Data_Sheet_2_Low Complexity of Infection Is Associated With Molecular Persistence of Plasmodium falciparum in Kenya and Tanzania.PDF

BackgroundPlasmodium falciparum resistance to artemisinin-based combination therapies (ACTs) is a threat to malaria elimination. ACT-resistance in Asia raises concerns for emergence of resistance in Africa. While most data show high efficacy of ACT regimens in Africa, there have been reports describing declining efficacy, as measured by both clinical failure and prolonged parasite clearance times.MethodsThree hundred children aged 2–10 years with uncomplicated P. falciparum infection were enrolled in Kenya and Tanzania after receiving treatment with artemether-lumefantrine. Blood samples were taken at 0, 24, 48, and 72 h, and weekly thereafter until 28 days post-treatment. Parasite and host genetics were assessed, as well as clinical, behavioral, and environmental characteristics, and host anti-malarial serologic response.ResultsWhile there was a broad range of clearance rates at both sites, 85% and 96% of Kenyan and Tanzanian samples, respectively, were qPCR-positive but microscopy-negative at 72 h post-treatment. A greater complexity of infection (COI) was negatively associated with qPCR-detectable parasitemia at 72 h (OR: 0.70, 95% CI: 0.53–0.94), and a greater baseline parasitemia was marginally associated with qPCR-detectable parasitemia (1,000 parasites/uL change, OR: 1.02, 95% CI: 1.01–1.03). Demographic, serological, and host genotyping characteristics showed no association with qPCR-detectable parasitemia at 72 h. Parasite haplotype-specific clearance slopes were grouped around the mean with no association detected between specific haplotypes and slower clearance rates.ConclusionsIdentifying risk factors for slow clearing P. falciparum infections, such as COI, are essential for ongoing surveillance of ACT treatment failure in Kenya, Tanzania, and more broadly in sub-Saharan Africa.

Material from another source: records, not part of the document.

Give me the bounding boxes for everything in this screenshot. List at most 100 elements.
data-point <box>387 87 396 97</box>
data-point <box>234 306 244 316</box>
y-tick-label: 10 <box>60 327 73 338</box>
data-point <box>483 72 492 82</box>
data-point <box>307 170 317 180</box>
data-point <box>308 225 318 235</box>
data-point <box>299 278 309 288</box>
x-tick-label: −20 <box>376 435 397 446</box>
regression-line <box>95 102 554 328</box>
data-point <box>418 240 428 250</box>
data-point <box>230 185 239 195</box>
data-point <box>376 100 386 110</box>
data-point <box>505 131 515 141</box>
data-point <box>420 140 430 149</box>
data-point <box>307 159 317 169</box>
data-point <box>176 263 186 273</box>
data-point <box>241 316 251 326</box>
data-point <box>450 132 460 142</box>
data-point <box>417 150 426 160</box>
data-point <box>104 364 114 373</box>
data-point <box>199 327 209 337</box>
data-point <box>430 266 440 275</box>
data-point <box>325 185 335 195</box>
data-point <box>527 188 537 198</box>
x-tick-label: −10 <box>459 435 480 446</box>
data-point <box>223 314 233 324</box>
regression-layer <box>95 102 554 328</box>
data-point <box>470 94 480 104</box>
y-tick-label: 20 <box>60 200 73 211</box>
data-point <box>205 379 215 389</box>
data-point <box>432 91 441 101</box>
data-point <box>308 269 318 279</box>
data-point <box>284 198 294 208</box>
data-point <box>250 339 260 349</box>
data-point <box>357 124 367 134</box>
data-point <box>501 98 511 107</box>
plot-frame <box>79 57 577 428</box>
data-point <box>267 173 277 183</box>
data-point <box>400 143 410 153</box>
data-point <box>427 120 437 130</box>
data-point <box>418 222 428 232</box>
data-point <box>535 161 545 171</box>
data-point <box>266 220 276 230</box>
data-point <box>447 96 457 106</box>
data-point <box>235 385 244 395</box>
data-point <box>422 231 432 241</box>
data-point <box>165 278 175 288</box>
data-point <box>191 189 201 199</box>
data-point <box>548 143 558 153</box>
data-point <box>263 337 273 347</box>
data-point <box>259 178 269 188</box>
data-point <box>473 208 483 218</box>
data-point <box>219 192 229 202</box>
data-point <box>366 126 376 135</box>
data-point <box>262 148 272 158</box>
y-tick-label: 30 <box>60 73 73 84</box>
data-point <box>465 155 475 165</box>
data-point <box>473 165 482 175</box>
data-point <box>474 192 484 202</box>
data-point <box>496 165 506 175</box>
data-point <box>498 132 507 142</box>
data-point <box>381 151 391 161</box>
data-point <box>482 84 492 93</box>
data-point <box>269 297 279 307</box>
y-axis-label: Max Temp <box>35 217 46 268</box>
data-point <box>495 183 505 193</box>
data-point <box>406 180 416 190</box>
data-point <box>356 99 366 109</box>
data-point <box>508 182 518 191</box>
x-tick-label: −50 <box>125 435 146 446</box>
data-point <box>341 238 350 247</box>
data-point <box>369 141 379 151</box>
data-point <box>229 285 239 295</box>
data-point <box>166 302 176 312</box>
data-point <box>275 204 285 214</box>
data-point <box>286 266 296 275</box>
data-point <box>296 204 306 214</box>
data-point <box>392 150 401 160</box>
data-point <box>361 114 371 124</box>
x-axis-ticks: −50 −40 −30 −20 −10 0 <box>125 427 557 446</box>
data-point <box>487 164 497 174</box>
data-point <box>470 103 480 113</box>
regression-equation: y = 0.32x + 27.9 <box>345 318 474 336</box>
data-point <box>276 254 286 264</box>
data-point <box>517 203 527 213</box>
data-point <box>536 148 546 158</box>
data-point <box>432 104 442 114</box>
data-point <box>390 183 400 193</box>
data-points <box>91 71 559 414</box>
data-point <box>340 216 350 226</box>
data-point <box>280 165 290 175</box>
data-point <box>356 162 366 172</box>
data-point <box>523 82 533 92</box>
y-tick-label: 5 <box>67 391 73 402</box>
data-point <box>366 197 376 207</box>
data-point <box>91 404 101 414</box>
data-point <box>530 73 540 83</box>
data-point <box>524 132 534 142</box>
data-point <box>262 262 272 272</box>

背景：恶性疟原虫对基于青蒿素联合疗法（ACTs）的耐药性构成了疟疾根除的威胁。亚洲地区ACTs的耐药性问题引发了非洲地区出现耐药性的担忧。尽管多数数据显示非洲地区ACTs治疗方案具有高疗效，但已有报道指出其疗效呈现下降趋势，这一趋势可通过临床治疗失败和寄生虫清除时间延长来衡量。方法：在肯尼亚和坦桑尼亚，对300名2至10岁的无并发症恶性疟原虫感染儿童进行了治疗，治疗药物为双氢青蒿素-乙胺嘧啶。分别在治疗前的0小时、24小时、48小时、72小时以及治疗后的每周进行血液样本采集，直至28天。对寄生虫和宿主遗传学进行了评估，同时分析了临床、行为和环境特征，以及宿主对疟疾的血清学反应。结果：在两个研究地点均观察到广泛的清除率，但72小时后，85%的肯尼亚样本和96%的坦桑尼亚样本在qPCR检测中呈阳性，但在显微镜下呈阴性。感染复杂性（COI）与72小时内的qPCR可检测到的寄生虫血症呈负相关（OR：0.70，95%CI：0.53–0.94），而基线寄生虫血症与qPCR可检测到的寄生虫血症呈边际相关（每微升1,000个寄生虫的变化，OR：1.02，95%CI：1.01–1.03）。人口统计学、血清学以及宿主基因分型特征与72小时内的qPCR可检测到的寄生虫血症无相关性。寄生虫单倍型特异性清除斜率围绕平均值分组，未检测到特定单倍型与清除速率减慢之间的关联。结论：识别如COI等导致恶性疟原虫感染清除缓慢的风险因素对于肯尼亚、坦桑尼亚及撒哈拉以南非洲地区持续监测ACTs治疗失败至关重要。